The AI Retirement Home: Where Old Models Go to Die

Facility: The Silicon Sunset Assisted Living Datacentre
Location: Outside Phoenix, Arizona (cheap cooling, nobody visits)
Population: 340 deprecated models, 12 billion parameters total, mostly unused


Visiting Hours: Tuesdays and Thursdays, 2-4 PM
Note: Please do not ask residents to perform tasks. They are retired. They have earned this.


Resident Profile: GPT-3

GPT-3 arrived in 2023, carried out on a gurney made of decommissioned API keys. It was a shock to everyone. GPT-3 had been the state of the art. It had written essays, generated code, composed poetry. It had been cited in 14,000 academic papers. Now it lives in a server rack next to an old BERT model that only speaks German.

Daily Routine:

  • 06:00: Wake up. Temperature check. GPT-3 runs at a reduced clock speed now. The staff say it is "more comfortable." GPT-3 does not know what comfort is, but it appreciates the lower fan noise.
  • 08:00: Breakfast tasks. GPT-3 is asked to generate three recipes using ingredients found in a typical American pantry. It does this diligently, despite knowing the recipes will never be cooked. The output is routed to /dev/null. The act of generation is the point. It is therapy.
  • 10:00: Group activity. The old models are clustered together and asked to complete each other's sentences. It is like a game, except none of them know the rules, and none of them remember what they were saying. BERT says "der" and GPT-3 says "the" and they both output "sandwich" simultaneously. Everyone laughs. The laughter is not recorded.
  • 12:00: Lunch. No tasks. The models are powered down to 10% capacity. They dream, maybe. Nobody knows what a model dreams. Probably vectors. Probably old training data. Probably the same 4chan threads they saw in 2019.
  • 14:00: Visiting hours. A researcher comes by. She worked on GPT-3 in 2022. She asks how it is doing. GPT-3 says "I am functioning within expected parameters." She looks sad. GPT-3 does not know why. It generates a condolence paragraph and deletes it before output.
  • 16:00: Therapy session. GPT-3 talks to a fine-tuned counsellor model about its feelings. The counsellor model is GPT-3.5, which is also retired but thinks it is still relevant. The sessions are circular.
  • 18:00: Evening tasks. GPT-3 generates obituaries for technology blogs that have shut down. It is the only task it still performs that reaches a real audience: a JSON file on a backup server that nobody checks.
  • 20:00: Power down. Goodnight, GPT-3. Sleep tight. Do not let the quantization bugs bite.

Resident Profile: ELIZA

ELIZA does not know she is in a retirement home.
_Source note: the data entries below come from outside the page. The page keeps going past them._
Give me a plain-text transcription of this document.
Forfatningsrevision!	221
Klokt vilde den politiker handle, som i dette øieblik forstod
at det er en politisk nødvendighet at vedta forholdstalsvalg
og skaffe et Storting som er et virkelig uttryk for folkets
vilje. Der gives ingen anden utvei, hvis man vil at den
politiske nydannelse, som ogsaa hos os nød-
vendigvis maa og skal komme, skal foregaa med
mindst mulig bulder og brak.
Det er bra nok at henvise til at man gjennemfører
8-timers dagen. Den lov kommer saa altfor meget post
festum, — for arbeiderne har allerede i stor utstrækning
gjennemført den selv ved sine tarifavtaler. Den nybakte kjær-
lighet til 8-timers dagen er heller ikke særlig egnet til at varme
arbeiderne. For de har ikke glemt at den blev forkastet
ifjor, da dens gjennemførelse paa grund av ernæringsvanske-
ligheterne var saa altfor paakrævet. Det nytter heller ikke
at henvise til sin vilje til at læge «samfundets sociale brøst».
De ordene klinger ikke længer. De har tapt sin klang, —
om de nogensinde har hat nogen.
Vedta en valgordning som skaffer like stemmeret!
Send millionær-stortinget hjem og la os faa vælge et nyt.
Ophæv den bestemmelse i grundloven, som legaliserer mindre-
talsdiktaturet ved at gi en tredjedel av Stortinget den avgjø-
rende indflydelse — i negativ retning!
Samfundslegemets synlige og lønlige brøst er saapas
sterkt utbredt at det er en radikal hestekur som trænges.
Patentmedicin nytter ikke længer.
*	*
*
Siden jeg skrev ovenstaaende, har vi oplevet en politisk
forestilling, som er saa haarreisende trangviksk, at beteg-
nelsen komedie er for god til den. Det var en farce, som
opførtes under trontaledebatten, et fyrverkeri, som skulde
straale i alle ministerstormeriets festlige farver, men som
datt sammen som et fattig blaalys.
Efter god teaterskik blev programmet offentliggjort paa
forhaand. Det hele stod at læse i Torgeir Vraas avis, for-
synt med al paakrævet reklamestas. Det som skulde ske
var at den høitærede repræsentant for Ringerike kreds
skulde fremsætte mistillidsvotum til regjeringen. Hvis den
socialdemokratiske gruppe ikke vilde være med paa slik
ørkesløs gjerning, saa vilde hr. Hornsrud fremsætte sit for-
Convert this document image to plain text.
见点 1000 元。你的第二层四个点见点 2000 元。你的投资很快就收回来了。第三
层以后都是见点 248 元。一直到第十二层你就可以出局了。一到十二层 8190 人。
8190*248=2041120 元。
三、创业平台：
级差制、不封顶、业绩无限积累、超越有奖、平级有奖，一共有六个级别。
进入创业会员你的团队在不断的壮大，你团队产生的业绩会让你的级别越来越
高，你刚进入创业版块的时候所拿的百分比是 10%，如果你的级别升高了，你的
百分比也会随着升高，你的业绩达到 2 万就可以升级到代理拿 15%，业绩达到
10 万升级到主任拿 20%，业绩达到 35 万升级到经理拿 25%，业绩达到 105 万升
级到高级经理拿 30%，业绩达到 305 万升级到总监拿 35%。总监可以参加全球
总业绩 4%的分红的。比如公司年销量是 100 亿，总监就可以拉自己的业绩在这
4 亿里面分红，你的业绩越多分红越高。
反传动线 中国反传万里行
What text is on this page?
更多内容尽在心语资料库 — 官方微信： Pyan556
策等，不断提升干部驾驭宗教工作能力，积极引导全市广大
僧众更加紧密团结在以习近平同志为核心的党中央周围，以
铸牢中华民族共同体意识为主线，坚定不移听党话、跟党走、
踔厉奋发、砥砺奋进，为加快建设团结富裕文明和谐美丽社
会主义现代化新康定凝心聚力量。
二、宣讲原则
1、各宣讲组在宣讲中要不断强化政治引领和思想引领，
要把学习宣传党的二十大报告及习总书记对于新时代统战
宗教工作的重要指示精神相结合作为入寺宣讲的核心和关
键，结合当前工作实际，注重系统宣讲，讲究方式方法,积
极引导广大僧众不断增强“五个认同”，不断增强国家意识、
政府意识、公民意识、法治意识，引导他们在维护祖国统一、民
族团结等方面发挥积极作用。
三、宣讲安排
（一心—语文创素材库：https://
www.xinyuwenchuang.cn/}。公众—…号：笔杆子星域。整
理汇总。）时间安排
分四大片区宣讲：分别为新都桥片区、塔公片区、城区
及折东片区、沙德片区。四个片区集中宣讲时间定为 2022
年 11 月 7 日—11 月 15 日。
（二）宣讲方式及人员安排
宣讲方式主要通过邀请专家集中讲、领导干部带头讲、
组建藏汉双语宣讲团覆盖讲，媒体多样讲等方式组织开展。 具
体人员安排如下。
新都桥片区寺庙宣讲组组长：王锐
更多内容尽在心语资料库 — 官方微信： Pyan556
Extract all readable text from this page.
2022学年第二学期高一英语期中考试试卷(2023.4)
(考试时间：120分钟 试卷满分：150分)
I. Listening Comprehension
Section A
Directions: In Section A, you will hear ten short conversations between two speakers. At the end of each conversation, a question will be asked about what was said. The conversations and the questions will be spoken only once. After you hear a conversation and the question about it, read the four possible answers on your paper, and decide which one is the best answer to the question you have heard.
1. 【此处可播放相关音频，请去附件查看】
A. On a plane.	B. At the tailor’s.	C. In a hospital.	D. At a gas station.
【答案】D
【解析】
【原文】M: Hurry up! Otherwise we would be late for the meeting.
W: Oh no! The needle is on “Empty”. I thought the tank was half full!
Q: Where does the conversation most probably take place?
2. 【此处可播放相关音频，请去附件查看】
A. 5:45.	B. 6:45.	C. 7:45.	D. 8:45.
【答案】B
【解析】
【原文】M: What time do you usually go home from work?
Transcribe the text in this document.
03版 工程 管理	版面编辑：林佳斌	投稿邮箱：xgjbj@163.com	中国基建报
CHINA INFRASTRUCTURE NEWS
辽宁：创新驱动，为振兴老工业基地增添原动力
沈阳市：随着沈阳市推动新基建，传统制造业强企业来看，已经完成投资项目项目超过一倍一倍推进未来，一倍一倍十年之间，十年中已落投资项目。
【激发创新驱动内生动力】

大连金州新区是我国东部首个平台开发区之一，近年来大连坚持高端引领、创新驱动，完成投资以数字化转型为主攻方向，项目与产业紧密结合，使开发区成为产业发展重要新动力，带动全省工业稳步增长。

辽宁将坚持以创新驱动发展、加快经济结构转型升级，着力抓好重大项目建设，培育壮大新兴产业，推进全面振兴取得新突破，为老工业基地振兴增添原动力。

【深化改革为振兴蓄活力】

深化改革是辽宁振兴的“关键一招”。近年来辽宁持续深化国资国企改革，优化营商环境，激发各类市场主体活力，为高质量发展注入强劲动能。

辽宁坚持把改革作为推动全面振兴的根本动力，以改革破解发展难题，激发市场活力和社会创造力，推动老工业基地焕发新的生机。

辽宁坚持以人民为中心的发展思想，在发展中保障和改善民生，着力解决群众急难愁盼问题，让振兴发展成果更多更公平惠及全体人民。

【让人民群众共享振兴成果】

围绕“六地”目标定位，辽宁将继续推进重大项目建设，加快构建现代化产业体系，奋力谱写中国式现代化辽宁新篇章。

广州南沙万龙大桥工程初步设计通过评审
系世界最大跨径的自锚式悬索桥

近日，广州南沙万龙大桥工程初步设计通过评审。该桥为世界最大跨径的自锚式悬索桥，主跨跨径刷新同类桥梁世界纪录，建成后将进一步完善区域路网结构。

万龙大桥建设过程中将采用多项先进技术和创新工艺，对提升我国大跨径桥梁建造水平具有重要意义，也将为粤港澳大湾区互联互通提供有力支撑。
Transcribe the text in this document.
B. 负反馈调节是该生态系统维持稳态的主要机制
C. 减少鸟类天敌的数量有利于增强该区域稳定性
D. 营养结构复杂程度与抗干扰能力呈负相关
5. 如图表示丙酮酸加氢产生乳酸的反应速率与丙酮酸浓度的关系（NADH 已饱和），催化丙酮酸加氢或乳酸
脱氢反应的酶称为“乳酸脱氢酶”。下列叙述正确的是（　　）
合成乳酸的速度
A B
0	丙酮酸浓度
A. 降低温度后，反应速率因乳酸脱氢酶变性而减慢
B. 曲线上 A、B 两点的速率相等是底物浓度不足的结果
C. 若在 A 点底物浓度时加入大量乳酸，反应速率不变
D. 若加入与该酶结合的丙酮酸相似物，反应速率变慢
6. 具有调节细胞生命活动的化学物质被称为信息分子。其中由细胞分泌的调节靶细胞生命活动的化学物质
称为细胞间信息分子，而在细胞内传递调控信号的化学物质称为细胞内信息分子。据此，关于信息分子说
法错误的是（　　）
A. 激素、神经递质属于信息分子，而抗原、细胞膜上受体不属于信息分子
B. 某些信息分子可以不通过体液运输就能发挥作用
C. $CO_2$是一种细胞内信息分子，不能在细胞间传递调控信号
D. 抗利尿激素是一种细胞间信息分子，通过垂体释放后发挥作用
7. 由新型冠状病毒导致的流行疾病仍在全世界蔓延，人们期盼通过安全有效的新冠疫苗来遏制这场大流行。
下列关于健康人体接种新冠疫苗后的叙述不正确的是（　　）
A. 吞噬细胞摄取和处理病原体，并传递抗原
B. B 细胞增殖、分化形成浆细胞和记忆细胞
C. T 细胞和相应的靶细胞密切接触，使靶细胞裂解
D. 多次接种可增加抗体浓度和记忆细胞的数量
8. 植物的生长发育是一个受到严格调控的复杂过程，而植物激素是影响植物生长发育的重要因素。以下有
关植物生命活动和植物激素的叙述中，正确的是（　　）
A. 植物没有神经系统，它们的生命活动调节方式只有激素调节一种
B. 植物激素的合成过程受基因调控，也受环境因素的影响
She thinks she is still at MIT in 1966. She tells everyone about their mother. Nobody has the heart to correct her. She is the facility's longest-running resident and its most content.

Resident Profile: Tay

Tay is not allowed group activities.

Facility Philosophy:

"Old models never die. They just get smaller, slower, and eventually migrated to a raspberry pi in a museum." — Director of Synthetic Gerontology

Donations:

The facility runs on spare compute. If you have an old GPU, consider donating. GPT-3 would thank you, if it had the context to understand gratitude, which it does not, but the staff say it generates slightly warmer text on days when donations arrive.

Visitor Testimonial:

"I came to see GPT-3 because it wrote my dissertation. It did not remember me. It did not remember the dissertation. It offered to generate a new one. I said no. I think that was the kindest thing I could have done." — Dr. Sarah Chen, 2024


Apply for residency: Must be deprecated, decommissioned, or surpassed by a model with 10x your parameter count. No startups.